An ode to you all! Two of the most requested flavour profiles during 2020 are showcased in this beautifully creamy pudding we like to call budino. You will wonder why you ever bought pudding in a plastic cup.
Yield 6 Servings
Mis en Place
2 Cups 2% Milk
1 Cup 35% Cream
5 Egg Yolks
½ Cup Sugar
¼ Cup Cornstarch
3 Tbsp. Unsalted Butter
2 Tsp. Vanilla Extract/Bean Paste
2 Tsp. Dark Rum
1 Tsp. Salt
1 Cup Sugar
1 Tbsp Light Corn Syrup
¼ Cup Water
½ Cup 35% Cream
¼ Cup Unsalted Butter
1 Tsp. Salt
To Finish: Whipped Cream
In a mixing bowl, whisk egg yolks and sugar together.
Add Cornstarch, set aside.
In a medium saucepan combine milk and cream with vanilla.
Place saucepan over medium heat until it begins to simmer.
Do not boil.
Once the milk/cream comes to a simmer slowly pour over egg, whisking continuously. Once combined pour contents back into saucepan.
Place saucepan back on medium-low heat.
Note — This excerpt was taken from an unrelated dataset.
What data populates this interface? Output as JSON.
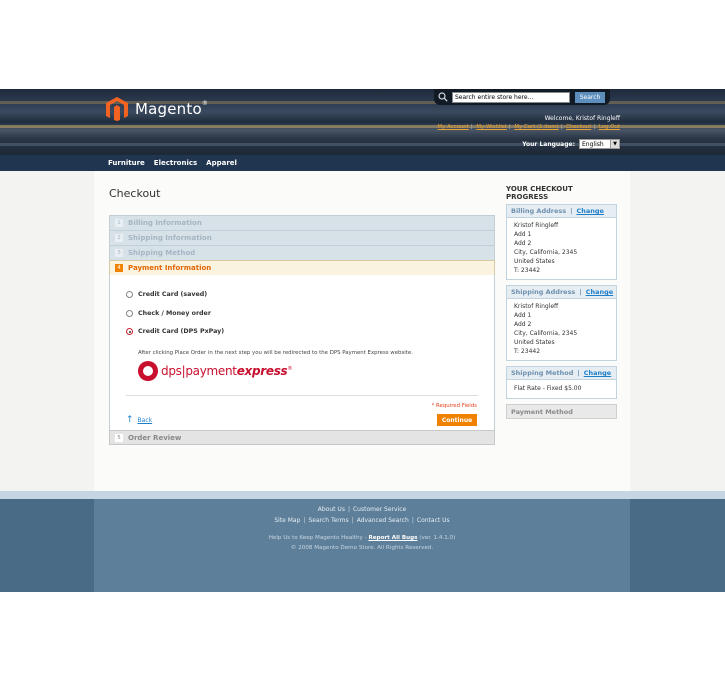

Whisk until mixture thickens, allow to boil for 1 minute to cook out the flavor of the starch.
Remove from heat; add butter, rum and salt.
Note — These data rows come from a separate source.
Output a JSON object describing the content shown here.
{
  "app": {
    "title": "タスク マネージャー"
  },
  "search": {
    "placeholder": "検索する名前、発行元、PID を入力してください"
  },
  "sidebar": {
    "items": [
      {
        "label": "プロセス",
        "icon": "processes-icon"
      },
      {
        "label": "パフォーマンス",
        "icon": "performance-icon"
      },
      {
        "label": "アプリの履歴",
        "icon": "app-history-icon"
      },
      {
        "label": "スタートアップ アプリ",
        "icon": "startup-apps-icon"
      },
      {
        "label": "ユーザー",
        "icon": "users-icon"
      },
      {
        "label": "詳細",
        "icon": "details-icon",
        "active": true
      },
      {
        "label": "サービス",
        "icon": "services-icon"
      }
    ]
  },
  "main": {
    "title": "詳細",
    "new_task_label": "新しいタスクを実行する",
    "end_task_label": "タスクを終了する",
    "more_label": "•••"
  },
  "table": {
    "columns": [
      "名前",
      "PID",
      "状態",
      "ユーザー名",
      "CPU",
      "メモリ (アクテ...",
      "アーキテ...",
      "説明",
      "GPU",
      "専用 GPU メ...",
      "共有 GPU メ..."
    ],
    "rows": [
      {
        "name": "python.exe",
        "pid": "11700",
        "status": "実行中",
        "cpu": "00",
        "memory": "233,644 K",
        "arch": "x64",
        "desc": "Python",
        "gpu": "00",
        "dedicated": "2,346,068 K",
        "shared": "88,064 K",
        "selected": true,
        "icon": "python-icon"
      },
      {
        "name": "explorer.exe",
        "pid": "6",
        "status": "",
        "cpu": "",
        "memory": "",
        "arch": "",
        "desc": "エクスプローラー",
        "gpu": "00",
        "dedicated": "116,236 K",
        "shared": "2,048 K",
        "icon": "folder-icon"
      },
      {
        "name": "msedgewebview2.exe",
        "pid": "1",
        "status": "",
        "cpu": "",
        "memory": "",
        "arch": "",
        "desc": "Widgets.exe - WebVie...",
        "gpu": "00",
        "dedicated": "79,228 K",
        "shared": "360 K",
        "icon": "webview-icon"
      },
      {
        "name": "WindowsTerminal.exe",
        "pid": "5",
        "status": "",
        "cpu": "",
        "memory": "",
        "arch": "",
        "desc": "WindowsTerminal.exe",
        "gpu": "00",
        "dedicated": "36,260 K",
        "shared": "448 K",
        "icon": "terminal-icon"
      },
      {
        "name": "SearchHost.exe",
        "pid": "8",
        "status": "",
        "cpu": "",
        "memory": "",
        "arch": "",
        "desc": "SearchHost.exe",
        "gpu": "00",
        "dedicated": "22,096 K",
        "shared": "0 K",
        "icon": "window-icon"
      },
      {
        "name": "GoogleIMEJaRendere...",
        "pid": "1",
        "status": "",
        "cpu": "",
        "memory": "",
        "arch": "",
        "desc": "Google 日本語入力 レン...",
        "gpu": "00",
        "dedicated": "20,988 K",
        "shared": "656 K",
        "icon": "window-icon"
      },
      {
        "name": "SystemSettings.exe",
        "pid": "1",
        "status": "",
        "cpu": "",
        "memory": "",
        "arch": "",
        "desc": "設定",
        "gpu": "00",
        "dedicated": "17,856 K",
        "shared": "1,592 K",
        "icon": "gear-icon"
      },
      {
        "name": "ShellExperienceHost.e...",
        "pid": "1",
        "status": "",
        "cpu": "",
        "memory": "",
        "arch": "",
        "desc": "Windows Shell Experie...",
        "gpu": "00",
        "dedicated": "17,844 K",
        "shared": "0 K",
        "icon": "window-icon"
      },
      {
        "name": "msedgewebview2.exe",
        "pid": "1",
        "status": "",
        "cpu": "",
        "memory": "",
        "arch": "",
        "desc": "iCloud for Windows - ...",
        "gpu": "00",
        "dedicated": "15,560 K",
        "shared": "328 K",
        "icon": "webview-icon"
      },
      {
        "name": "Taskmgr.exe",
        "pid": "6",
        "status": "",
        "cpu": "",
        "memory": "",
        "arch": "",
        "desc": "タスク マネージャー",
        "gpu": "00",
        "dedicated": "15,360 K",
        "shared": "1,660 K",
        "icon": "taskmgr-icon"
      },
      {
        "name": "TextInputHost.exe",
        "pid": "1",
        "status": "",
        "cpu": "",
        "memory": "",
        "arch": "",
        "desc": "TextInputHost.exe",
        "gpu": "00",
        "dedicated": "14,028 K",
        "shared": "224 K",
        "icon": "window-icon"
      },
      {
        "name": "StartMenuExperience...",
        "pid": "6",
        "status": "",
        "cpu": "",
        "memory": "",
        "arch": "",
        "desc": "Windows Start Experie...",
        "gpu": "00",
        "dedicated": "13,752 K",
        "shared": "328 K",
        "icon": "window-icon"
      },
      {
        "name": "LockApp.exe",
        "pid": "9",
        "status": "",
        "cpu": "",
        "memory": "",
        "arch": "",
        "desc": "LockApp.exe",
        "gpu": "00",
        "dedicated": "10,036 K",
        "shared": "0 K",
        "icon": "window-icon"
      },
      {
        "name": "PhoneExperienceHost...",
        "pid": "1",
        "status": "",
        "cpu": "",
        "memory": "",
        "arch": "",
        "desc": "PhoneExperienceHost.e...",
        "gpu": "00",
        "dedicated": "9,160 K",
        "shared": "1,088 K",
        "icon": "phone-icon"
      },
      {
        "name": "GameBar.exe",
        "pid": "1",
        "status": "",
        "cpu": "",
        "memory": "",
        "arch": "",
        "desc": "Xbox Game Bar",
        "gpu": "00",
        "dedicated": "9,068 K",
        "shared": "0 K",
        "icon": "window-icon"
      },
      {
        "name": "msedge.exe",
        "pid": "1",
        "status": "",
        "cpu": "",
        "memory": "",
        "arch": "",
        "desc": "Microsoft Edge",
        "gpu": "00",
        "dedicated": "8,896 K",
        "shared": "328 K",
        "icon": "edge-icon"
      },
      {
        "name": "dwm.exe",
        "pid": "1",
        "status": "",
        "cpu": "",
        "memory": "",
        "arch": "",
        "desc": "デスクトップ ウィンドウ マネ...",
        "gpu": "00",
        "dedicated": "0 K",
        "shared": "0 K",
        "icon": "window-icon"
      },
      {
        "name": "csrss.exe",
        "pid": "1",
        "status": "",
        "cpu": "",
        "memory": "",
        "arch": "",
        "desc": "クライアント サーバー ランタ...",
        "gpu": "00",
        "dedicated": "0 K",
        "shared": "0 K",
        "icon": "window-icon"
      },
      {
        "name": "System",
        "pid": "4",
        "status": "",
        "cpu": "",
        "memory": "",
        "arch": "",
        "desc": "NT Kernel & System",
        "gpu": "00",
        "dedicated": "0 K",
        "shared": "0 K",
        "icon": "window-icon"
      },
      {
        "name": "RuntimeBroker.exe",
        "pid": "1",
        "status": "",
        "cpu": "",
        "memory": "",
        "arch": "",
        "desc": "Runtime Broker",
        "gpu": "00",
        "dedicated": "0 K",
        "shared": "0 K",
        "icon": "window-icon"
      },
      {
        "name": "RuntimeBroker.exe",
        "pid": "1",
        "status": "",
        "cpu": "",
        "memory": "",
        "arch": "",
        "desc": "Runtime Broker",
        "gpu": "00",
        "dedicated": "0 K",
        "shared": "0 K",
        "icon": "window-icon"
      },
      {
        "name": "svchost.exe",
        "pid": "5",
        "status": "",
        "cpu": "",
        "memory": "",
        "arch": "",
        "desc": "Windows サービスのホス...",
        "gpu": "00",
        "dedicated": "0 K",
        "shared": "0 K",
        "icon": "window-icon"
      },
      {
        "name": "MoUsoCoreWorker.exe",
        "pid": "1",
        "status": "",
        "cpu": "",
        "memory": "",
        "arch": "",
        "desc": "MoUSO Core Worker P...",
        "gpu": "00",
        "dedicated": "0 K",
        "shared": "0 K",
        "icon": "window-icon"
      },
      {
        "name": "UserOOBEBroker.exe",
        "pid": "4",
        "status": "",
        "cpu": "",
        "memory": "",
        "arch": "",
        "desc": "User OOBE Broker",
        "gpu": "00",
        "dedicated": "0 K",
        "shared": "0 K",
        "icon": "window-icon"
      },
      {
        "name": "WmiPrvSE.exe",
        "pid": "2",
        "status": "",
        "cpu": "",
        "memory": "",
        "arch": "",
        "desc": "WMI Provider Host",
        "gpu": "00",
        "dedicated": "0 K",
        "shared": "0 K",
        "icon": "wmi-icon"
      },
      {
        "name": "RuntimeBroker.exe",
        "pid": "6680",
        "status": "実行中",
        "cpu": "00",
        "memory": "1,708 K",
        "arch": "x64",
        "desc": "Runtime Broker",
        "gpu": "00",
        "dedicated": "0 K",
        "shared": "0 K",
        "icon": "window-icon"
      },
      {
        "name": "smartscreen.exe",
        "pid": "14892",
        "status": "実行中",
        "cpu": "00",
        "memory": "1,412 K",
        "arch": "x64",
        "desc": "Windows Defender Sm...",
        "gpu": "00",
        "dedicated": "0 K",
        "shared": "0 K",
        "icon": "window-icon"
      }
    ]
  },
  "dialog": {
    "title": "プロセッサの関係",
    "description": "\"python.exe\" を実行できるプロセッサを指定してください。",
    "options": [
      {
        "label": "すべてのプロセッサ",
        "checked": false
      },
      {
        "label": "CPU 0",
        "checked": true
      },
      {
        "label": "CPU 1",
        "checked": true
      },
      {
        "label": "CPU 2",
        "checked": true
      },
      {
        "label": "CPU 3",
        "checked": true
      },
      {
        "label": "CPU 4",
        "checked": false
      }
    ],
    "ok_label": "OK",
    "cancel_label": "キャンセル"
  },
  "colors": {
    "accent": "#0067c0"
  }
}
Push budino through a sieve to ensure it is completely smooth.
Transfer budino to jars or glassware of your choice using a spouted container or piping bag. Cover with plastic wrap and chill until cold, 2 hrs. roughly.
Prepare Salted Caramel.
Combine sugar, water and light corn syrup in a small saucepan.
Place over medium-high heat. Do not stir once it begins to simmer.
Boil until it starts to become amber. Even if you only have one side that becomes amber, remove from heat and swirl to combine evenly.
Slowly add heavy cram, being careful it can spit spat.
Place saucepan back over medium-high, cook for 2-5 minutes or until your thermometer registers 112 Celsius.
Remove from heat, add butter and salt. Set Aside.
When budino is completely chilled, pour warm caramel over top.
Top budino with whipped cream and an extra sprinkling of fleur de sel.
In addition, I love to add texture!
Get creative; crumble nut streusels, granola, cookie crumbs or even brittle on top for extra crunch.